You can see why Singletary would want to err on the side of optimism. The firing of a head coach is serious business. And while you wouldn't know it by what's happened this fall, firing an NFL coach in midseason is quite unusual.
Such events are solemn enough for those close to the team. It's in everyone's best interest to see it as a tough decision that had to be made so a talent-laden team could fulfill its true destiny.
Jed York, son of team owners John and Denise York, was asked Tuesday what he thought the 49ers lacked.
"Passion and intensity," he said. "What we're lacking right now is that killer instinct."
As evidence, he pointed to games this season that the 49ers had a chance to win but didn't.
"You've seen us getting blown out in the past three seasons," he said. "We're not getting blown out now."
Maybe they're not getting blown out, but they're not losing nail-biters, either. Their average margin of defeat the past four games is 12.3 points. They're not losing because they lacked passion or a thirst for blood. They're losing on merit.

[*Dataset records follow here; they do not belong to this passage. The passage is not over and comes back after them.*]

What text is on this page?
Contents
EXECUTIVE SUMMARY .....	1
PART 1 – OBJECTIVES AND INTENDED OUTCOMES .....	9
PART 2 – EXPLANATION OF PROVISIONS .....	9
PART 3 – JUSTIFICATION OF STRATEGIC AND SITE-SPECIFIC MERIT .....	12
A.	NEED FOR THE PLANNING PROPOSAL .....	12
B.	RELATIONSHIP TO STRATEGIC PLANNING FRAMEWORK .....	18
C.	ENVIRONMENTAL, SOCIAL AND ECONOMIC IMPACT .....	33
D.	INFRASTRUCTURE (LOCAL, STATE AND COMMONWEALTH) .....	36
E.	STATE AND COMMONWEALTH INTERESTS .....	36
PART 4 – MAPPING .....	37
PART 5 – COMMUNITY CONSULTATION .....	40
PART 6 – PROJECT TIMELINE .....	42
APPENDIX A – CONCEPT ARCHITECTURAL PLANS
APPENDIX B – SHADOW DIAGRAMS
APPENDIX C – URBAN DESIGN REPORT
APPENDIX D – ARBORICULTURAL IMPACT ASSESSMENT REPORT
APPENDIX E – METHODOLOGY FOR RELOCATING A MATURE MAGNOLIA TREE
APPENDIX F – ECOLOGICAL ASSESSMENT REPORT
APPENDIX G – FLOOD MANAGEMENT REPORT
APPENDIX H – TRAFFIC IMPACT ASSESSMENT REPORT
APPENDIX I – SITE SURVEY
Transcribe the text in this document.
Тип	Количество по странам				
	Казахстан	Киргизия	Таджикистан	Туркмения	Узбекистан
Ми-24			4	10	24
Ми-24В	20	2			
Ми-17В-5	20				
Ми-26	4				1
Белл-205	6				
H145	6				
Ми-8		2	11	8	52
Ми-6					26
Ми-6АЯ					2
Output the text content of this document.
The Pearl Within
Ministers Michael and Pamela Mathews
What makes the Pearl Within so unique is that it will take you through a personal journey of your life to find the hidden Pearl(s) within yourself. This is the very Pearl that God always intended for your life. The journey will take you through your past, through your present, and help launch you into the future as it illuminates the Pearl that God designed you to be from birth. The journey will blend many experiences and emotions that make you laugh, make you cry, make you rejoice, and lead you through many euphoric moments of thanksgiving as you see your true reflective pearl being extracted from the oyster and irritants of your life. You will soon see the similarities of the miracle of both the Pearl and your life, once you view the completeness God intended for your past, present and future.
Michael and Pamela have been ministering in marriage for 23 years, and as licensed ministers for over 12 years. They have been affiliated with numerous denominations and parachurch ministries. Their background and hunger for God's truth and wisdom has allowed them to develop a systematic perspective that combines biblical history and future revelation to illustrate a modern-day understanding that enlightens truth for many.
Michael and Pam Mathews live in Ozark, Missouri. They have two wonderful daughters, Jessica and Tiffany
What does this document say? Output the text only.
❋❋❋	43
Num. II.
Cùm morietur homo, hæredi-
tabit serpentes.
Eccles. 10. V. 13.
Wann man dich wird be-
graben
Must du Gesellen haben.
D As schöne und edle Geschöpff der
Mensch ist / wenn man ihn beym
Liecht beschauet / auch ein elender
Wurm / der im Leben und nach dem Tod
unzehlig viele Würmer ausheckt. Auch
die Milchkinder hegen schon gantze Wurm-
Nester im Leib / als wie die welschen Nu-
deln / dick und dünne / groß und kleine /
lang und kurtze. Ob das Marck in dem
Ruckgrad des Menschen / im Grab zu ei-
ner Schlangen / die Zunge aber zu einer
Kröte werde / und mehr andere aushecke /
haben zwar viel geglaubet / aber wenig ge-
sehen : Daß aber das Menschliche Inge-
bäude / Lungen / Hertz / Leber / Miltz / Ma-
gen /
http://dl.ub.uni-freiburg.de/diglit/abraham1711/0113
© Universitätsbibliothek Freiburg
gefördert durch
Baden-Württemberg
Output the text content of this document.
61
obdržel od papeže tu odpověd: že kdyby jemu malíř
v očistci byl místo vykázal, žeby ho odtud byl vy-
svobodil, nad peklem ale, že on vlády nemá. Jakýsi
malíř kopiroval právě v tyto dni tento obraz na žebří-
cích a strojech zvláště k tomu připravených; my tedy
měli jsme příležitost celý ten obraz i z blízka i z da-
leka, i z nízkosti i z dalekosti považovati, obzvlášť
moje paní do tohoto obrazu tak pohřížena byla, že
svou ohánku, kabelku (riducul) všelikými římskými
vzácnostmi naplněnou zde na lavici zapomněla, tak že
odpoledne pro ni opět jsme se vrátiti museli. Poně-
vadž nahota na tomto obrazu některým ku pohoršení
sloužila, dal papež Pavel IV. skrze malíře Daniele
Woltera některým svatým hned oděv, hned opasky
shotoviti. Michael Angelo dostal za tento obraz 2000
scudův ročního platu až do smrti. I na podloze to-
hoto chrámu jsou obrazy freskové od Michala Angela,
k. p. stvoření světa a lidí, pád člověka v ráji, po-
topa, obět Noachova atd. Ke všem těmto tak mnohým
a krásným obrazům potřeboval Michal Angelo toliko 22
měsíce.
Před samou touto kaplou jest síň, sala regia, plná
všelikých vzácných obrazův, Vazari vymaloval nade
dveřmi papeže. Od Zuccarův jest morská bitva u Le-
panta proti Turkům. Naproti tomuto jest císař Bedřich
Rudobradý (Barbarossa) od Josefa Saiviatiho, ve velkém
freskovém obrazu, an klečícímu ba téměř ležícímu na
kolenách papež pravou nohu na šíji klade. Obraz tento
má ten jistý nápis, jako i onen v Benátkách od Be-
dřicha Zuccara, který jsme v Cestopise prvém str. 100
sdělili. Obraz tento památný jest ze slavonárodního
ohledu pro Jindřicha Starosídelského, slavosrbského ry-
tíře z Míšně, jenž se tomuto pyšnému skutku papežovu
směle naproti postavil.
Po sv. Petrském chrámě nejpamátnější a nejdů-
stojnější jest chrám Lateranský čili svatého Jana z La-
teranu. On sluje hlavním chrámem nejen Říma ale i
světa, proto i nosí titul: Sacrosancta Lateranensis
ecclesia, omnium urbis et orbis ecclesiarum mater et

This isn't to suggest Singletary is delusional when he gives such a glowing appraisal of the team. You can attribute part of his outlook to his competitive fire. "(It) burns in my heart for this team to be successful," he said. "And it's unconquerable."
And let's be honest, part of it is because he's reluctant to kick his good friend Nolan in the can on his way out the door. What's he going to say?
"Forget a shirt and tie on the sideline. I'm going to dig me up a hazmat suit."
And part of it is that it's one thing to know you're about to jump into a frigid alpine lake and quite another to hit the water and have it take your breath away.
Interestingly enough, Singletary had that experience less than four years ago, when he agreed to help Nolan try to rebuild a 2-14 laughingstock.
"Looking back," Singletary said, "I don't think Mike or I realized the task at hand."
He can say he knows better now. He'll be scratching his head soon enough.